Amazon SageMaker Feature Store
A fully managed repository for machine learning features
Amazon SageMaker Feature Store is a fully managed, purpose-built repository to store, update, retrieve, and share machine learning (ML) features.
Features are the attributes or properties models use during training and inference to make predictions. For example, in a ML application that recommends a music playlist, features could include song ratings, which songs were listened to previously, and how long songs were listened to. The accuracy of a ML model is based on a precise set and composition of features. Often, these features are used repeatedly by multiple teams training multiple models. And whichever feature set was used to train the model needs to be available to make real-time predictions (inference). Keeping a single source of features that is consistent and up-to-date across these different access patterns is a challenge as most organizations keep two different feature stores, one for training and one for inference.
Amazon SageMaker Feature Store is a purpose-built repository where you can store and access features so it’s much easier to name, organize, and reuse them across teams. SageMaker Feature Store provides a unified store for features during training and real-time inference without the need to write additional code or create manual processes to keep features consistent. SageMaker Feature Store keeps track of the metadata of stored features (e.g. feature name or version number) so that you can query the features for the right attributes in batches or in real time using Amazon Athena, an interactive query service. SageMaker Feature Store also keeps features updated, because as new data is generated during inference, the single repository is updated so new features are always available for models to use during training and inference.
Key Features
Ingest data from many sources
There are many ways to ingest features into Amazon SageMaker Feature Store. You can use streaming data sources like Amazon Kinesis Data Firehose. You can also create features in data preparation tools such as Amazon SageMaker Data Wrangler, and store them directly into SageMaker Feature Store with just a few clicks.
Search and discovery
Amazon SageMaker Feature Store tags and indexes features so they are easily discoverable through a visual interface in SageMaker Studio. Browsing the feature catalog allows teams to understand features better and determine if a feature is useful for a particular model.
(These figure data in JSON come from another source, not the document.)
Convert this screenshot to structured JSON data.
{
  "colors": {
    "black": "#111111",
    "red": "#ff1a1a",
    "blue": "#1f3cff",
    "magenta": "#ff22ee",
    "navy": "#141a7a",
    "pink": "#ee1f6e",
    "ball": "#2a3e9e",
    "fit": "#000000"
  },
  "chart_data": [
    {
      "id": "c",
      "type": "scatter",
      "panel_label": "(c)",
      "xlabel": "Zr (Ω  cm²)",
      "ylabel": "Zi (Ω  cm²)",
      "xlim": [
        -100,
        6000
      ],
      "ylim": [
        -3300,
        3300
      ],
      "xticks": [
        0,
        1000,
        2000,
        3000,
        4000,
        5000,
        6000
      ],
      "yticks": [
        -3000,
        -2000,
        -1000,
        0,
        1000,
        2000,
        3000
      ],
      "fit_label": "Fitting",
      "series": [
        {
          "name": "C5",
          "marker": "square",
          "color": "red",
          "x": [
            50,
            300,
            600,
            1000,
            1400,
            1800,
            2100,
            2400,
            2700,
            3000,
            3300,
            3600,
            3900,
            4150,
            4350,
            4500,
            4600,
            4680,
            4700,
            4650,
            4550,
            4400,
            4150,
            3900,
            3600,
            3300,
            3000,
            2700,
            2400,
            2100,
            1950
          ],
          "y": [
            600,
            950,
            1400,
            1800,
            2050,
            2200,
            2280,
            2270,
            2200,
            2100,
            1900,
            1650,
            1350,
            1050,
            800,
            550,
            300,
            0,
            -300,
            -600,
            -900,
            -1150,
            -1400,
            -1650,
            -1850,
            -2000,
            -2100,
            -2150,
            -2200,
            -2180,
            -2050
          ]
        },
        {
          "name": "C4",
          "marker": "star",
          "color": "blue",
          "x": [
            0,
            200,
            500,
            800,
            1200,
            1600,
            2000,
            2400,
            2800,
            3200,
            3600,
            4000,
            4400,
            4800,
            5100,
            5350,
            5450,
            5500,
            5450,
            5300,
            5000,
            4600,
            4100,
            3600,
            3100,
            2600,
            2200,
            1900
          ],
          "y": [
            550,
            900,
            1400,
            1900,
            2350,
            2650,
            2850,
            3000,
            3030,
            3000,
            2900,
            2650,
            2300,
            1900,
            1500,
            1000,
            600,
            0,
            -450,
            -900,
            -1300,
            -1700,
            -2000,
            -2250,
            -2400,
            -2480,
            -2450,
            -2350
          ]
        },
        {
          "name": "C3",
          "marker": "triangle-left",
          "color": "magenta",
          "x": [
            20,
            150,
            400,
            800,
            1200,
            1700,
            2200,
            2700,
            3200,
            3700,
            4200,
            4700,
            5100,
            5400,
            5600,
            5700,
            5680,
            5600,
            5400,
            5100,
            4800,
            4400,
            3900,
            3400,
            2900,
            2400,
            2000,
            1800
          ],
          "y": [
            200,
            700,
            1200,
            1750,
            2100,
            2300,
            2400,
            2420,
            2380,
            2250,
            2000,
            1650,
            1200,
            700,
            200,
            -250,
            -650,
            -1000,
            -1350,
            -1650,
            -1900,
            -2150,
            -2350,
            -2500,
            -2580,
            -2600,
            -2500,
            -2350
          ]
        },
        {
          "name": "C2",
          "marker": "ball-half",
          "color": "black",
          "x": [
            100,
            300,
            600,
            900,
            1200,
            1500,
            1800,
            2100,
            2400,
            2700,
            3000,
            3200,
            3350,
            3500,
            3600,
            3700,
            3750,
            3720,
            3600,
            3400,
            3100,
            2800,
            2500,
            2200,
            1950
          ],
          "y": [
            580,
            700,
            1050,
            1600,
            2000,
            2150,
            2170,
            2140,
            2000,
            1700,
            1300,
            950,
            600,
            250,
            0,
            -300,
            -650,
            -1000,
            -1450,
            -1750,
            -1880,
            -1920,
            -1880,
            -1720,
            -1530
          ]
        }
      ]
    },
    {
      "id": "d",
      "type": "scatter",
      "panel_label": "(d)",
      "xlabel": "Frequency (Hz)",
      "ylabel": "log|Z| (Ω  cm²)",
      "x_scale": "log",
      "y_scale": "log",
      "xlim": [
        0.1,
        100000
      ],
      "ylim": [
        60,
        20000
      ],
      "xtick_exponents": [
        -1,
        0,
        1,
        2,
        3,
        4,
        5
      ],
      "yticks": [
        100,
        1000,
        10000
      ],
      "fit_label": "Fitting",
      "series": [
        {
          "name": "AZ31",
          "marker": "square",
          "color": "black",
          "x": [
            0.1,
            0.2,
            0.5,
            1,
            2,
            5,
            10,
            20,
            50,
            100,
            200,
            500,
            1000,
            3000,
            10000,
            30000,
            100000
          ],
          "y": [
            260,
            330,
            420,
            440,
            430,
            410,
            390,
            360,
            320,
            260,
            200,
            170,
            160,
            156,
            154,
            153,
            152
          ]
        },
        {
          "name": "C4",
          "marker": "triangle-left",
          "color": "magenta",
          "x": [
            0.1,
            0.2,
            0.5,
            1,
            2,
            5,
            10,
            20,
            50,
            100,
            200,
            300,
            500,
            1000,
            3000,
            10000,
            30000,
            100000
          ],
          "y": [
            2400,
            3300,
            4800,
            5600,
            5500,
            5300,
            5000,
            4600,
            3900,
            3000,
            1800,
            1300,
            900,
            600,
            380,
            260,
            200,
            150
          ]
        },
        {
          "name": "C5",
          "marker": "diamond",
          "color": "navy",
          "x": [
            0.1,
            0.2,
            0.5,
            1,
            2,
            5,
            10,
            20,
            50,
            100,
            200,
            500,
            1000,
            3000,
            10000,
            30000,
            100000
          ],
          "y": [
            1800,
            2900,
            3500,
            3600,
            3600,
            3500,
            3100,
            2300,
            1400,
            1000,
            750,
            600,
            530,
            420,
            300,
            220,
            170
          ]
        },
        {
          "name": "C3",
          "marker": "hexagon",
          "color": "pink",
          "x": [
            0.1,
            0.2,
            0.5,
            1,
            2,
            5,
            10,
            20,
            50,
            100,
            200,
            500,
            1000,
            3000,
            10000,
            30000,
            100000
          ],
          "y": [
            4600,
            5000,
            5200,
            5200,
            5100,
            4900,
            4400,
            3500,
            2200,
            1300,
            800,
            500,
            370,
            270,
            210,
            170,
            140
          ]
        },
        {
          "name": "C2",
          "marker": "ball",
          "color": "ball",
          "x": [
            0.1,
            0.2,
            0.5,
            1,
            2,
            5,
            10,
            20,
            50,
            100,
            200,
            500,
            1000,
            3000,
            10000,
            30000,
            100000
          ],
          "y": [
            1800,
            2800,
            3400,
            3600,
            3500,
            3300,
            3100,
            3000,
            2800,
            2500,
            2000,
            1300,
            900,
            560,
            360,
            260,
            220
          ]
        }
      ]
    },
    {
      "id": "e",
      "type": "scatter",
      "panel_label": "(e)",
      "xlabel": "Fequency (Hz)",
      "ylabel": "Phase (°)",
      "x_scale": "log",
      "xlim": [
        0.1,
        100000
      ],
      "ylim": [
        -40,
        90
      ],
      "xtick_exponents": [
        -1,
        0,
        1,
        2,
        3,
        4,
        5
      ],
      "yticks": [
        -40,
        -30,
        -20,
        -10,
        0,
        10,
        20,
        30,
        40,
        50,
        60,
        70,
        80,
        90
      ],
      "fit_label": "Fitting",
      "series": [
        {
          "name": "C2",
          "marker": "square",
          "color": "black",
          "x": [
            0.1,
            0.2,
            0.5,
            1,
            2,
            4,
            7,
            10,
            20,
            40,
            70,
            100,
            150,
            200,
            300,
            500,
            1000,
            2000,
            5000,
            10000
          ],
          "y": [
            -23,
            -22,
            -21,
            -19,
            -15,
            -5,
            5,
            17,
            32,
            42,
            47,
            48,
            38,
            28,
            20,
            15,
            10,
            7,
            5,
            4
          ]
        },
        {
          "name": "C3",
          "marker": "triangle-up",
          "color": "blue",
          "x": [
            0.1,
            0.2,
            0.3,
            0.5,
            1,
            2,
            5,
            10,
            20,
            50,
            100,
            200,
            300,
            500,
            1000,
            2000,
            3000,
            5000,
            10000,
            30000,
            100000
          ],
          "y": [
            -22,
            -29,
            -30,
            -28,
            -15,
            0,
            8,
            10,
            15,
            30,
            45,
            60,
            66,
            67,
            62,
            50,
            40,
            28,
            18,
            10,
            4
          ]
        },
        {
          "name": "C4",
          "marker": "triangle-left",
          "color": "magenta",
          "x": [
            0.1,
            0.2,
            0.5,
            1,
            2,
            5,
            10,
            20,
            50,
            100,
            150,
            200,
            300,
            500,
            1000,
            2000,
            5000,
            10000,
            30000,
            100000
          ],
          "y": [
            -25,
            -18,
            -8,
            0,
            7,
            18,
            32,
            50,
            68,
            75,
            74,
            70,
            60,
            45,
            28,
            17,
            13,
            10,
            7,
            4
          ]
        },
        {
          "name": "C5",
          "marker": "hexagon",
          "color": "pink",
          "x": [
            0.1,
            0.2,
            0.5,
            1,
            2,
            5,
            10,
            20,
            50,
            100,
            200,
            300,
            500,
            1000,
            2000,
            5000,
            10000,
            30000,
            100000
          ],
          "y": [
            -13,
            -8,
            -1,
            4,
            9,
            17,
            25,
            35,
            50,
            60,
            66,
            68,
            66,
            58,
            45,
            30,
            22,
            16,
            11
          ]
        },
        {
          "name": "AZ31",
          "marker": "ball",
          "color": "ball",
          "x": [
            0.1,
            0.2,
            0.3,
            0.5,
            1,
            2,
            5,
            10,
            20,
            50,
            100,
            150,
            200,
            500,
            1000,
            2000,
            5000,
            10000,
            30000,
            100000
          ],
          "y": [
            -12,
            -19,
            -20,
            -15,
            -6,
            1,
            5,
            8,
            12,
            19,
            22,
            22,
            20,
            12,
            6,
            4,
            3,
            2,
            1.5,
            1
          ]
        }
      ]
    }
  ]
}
Ensure Feature Consistency
Amazon SageMaker Feature Store helps ensure models make accurate predictions by making the same features available for both training and for inference. Training and inference are very different use cases and the storage requirements are different for each. SageMaker Feature Store addresses both requirements. During training, models use a complete data set which often takes hours, while inference needs to happen in milliseconds and usually requires a subset of the data. For example, in a model that predicts the next best song in a playlist, you train the model on thousands of songs, but during inference, SageMaker Feature Store only accesses the last three songs to predict the next song. SageMaker Feature Store allows models to access the same set of features for training runs (which are usually done offline and in batches), and for real-time inference.
Feature standardization
It’s common to see different definitions for similar features across a business. For example, “temperature” could be defined in Celsius or Fahrenheit or “dates” could be represented at date-month-year or month-date-year. Amazon SageMaker Feature store eliminates confusion across teams by storing features definitions in a single repository so that it’s clear how each feature is defined. Having features clearly defined makes it easier to reuse features for different applications.
Integrate with Amazon SageMaker Pipelines
Amazon SageMaker Feature Store integrates with Amazon SageMaker Pipelines to create, add feature search and discovery to, and reuse automated machine learning workflows. As a result, it’s easy to add feature search, discovery, and reuse to your ML workflow.